Funding matters too. If you dismiss an apprentice without finishing their funded training programme, the levy or government funding implications need a separate conversation with your training provider. CITB grants and apprenticeship funding through GOV.UK both have their own rules on early termination. Read the small print before you act.
Mistake 5: Walking someone off site for gross misconduct
Gross misconduct is conduct so serious that it justifies dismissal without notice, even for a first offence. Theft, fighting, fraud, serious safety breaches, working under the influence. The list looks obvious until you are stood in a van depot at 7am trying to decide whether what you just heard counts.
The trap is this. "Without notice" does not mean "without process". You still owe the employee an investigation, a written statement of allegations, a meeting, and an appeal. The Code applies to gross misconduct dismissals just as much as to capability ones. Skip the process and a tribunal can find the dismissal unfair even if the underlying behaviour was as serious as you said.

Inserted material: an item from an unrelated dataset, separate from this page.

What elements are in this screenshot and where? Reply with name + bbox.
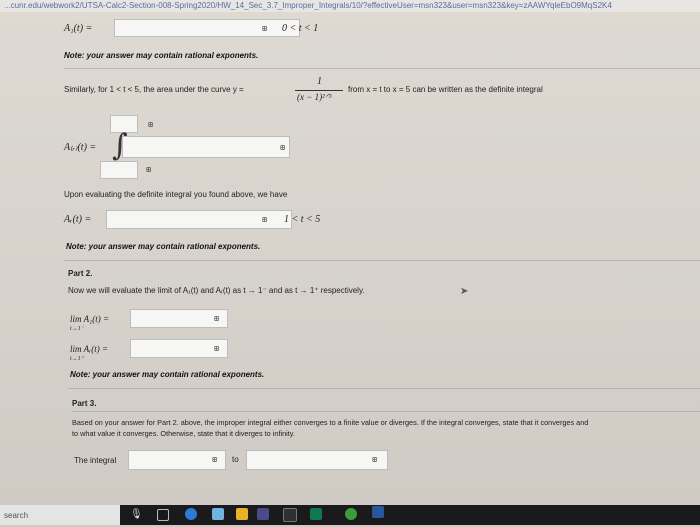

I have watched a small heating firm dismiss a fitter on the spot after he refused a safety check, then end up paying out because nobody wrote anything down for three weeks. The fitter had genuinely refused the check. The tribunal still ruled unfair dismissal because no investigation was done, no meeting offered, no appeal heard. The behaviour was real. The process was not. Both have to be there.
What is changing in 2027 and why it matters now
The Employment Rights Act 2025 reshapes the landscape from 1 January 2027. Three changes will affect every trades employer.
First, the qualifying period for ordinary unfair dismissal drops from two years to six months. Any employee who has hit six months' service by 1 January 2027 is in scope from day one. That means the recruit you take on this summer will be inside the new protection by next January if they are still with you.
Second, the statutory cap on compensatory awards is removed. Tribunals will be free to award what they consider just. For a long-serving senior engineer on £45,000, that uplift is significant.
Third, the day-one rights expand further. Statutory sick pay becomes a day-one entitlement from 6 April 2026. Removing the lower earnings limit means a wider group of staff qualify from the moment they start. None of this is a reason to panic. It is a reason to clean up your processes now, before the law shifts, so the habits are already in place.
Using historical job data to spot dismissal risk early

Most trades businesses already collect more than enough data to spot performance issues months before they become dismissal conversations. The problem is the data sits in three different places and nobody is looking at it.
If you run a job management platform, your callback rate per engineer is the leading indicator that nobody tracks. A rising callback rate over six weeks is performance worth investigating, not ignoring. The same goes for first-time fix rates, average revenue per job, customer review scores, and the time gap between job complete and invoice sent. These are not HR metrics on paper. In practice they predict employment problems before the problems crystallise.
A simple monthly review pulled out of your FSM platform, your accounting tool, and your reviews dashboard gives you the early-warning system the ACAS Code expects. It also creates the evidence base if a capability conversation eventually becomes necessary. AI tools can summarise the trend lines automatically. The point is not the technology, it is the discipline of looking.
For deeper work on this, our guide to the field service engineer skills matrix covers how to build a structured competency record per engineer. Pair that with the five-day digital onboarding playbook so new starters know what good looks like from week one. The skills matrix, the onboarding record, and the dismissal evidence base are essentially the same document viewed from three angles.